8. Step: Let the brownies cool down for a bit. Roughly chop the walnuts. Then add the melted dark chocolate on top and sprinkle with the chopped walnuts. Let the brownies cool down completely before cutting them into squares.
Tips & Tricks
- For a healthier version, you could replace the all-purpose flour with whole wheat or spelt flour.
- Don’t worry about wringing out the zucchini. Just give them a quick squeeze before you add them to the rest of the ingredients.
- You could also sprinkle the brownies with chopped cashews or peanuts for a change. If you want you could also add chopped walnuts to the batter.
- You can use a 8×8-inch brownie baking pan for thicker brownies or a rectangular baking pan (9 x 13 inches) for thinner ones.
Storing
Stored in an airtight container in the fridge, the brownies last up to 5 days. Stored at room temperature, they last only 2 days.
Freezing
The zucchini brownies freeze really well. Let them cool down completely before freezing them. You can freeze them for up to 3 months. Let them thaw at room temperature when you’re ready to eat them.
Gluten-Free Version
I haven’t tried making these brownies gluten-free yet, but I think it should work with a gluten-free flour blend. I’ve tried this with similar recipes and it always works out well.
Related Recipes
I Love To Hear From You!
I hope you like these zucchini brownies as much as we do around here.
If you give this recipe a try, I’d love to know what you think about it. Just leave me a comment and a star rating below. Your comments really make my day!
You like my recipes and want to see more? Then follow me on Facebook, Instagram, or Pinterest!
Sina
Zucchini Brownies
Equipment
- 1 grater or food processor
- 1 mixing bowl
- 1 8×8-inch brownie baking pan or a rectangular baking pan (9 x 13 inches)
Ingredients
- 2 cups all-purpose flour
- 1 cup unsweetened almond milk
- 1 cup brown sugar or coconut sugar
- 3/4 cup cocoa powder
- 2 teaspoons baking powder
- 1 teaspoon natural vanilla extract
- 1 flax egg (1 tablespoon ground flaxseeds + 3 tablespoons of water)

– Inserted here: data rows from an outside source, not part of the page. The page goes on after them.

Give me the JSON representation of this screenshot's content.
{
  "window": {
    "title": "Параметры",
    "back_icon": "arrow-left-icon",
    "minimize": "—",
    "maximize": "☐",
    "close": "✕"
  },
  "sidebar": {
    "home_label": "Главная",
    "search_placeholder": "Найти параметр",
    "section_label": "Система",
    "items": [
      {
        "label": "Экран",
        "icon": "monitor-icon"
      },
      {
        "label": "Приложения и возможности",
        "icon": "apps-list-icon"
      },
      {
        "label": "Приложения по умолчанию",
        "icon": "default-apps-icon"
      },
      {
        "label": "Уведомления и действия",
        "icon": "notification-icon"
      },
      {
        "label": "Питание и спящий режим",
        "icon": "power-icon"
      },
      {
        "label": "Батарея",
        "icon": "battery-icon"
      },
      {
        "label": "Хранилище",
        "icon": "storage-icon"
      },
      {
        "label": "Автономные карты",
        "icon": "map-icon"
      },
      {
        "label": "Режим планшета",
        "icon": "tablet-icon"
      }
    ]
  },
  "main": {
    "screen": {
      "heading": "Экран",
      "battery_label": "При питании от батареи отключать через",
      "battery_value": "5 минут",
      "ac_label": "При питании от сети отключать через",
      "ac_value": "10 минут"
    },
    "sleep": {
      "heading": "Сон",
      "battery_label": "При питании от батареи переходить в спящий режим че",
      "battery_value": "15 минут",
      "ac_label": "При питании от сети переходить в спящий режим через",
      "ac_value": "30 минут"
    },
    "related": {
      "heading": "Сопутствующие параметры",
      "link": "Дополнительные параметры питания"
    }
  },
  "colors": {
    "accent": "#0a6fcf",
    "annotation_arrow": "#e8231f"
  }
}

- 3 tablespoons unsweetened apple sauce
- 2 1/2 tablespoons melted coconut oil
- 1/2 cup vegan chocolate chips
- 1 zucchini (about 7 oz)
Instructions
- Preheat the oven to 350 °F. Make the flax egg: place the water and the ground flaxseeds in a small bowl and stir well. Let it sit until you make the cake batter. Grate the zucchini. Either use a handheld grater or food processor to grate the zuchini. Give them a quick squeeze.
- Place all ingredients in a large bowl.
- Stir with a wooden spoon.
- Line a 8×8-inch baking pan or a a rectangular baking pan (9 x 13 inches) with parchment paper and pour the batter into the baking pan. Bake for 25 minutes.
- Roughly chop the dark chocolate and melt it either on the stovetop or in the microwave.
- Let the brownies cool down for a bit. Roughly chop the walnuts. Then add the melted dark chocolate on top and sprinkle with the chopped walnuts. Let the brownies cool down completely before cutting them into squares.
Notes
- For a healthier version, you could replace the all-purpose flour with whole wheat or spelt flour.
- Don’t worry about wringing out the zucchini. Just give them a quick squeeze before you add them to the rest of the ingredients.
- You could also sprinkle the brownies with chopped cashews or peanuts for a change. If you want you could also add chopped walnuts to the batter.
- You can use a 8×8-inch brownie baking pan for thicker brownies or a rectangular baking pan (9 x 13 inches) for thinner ones.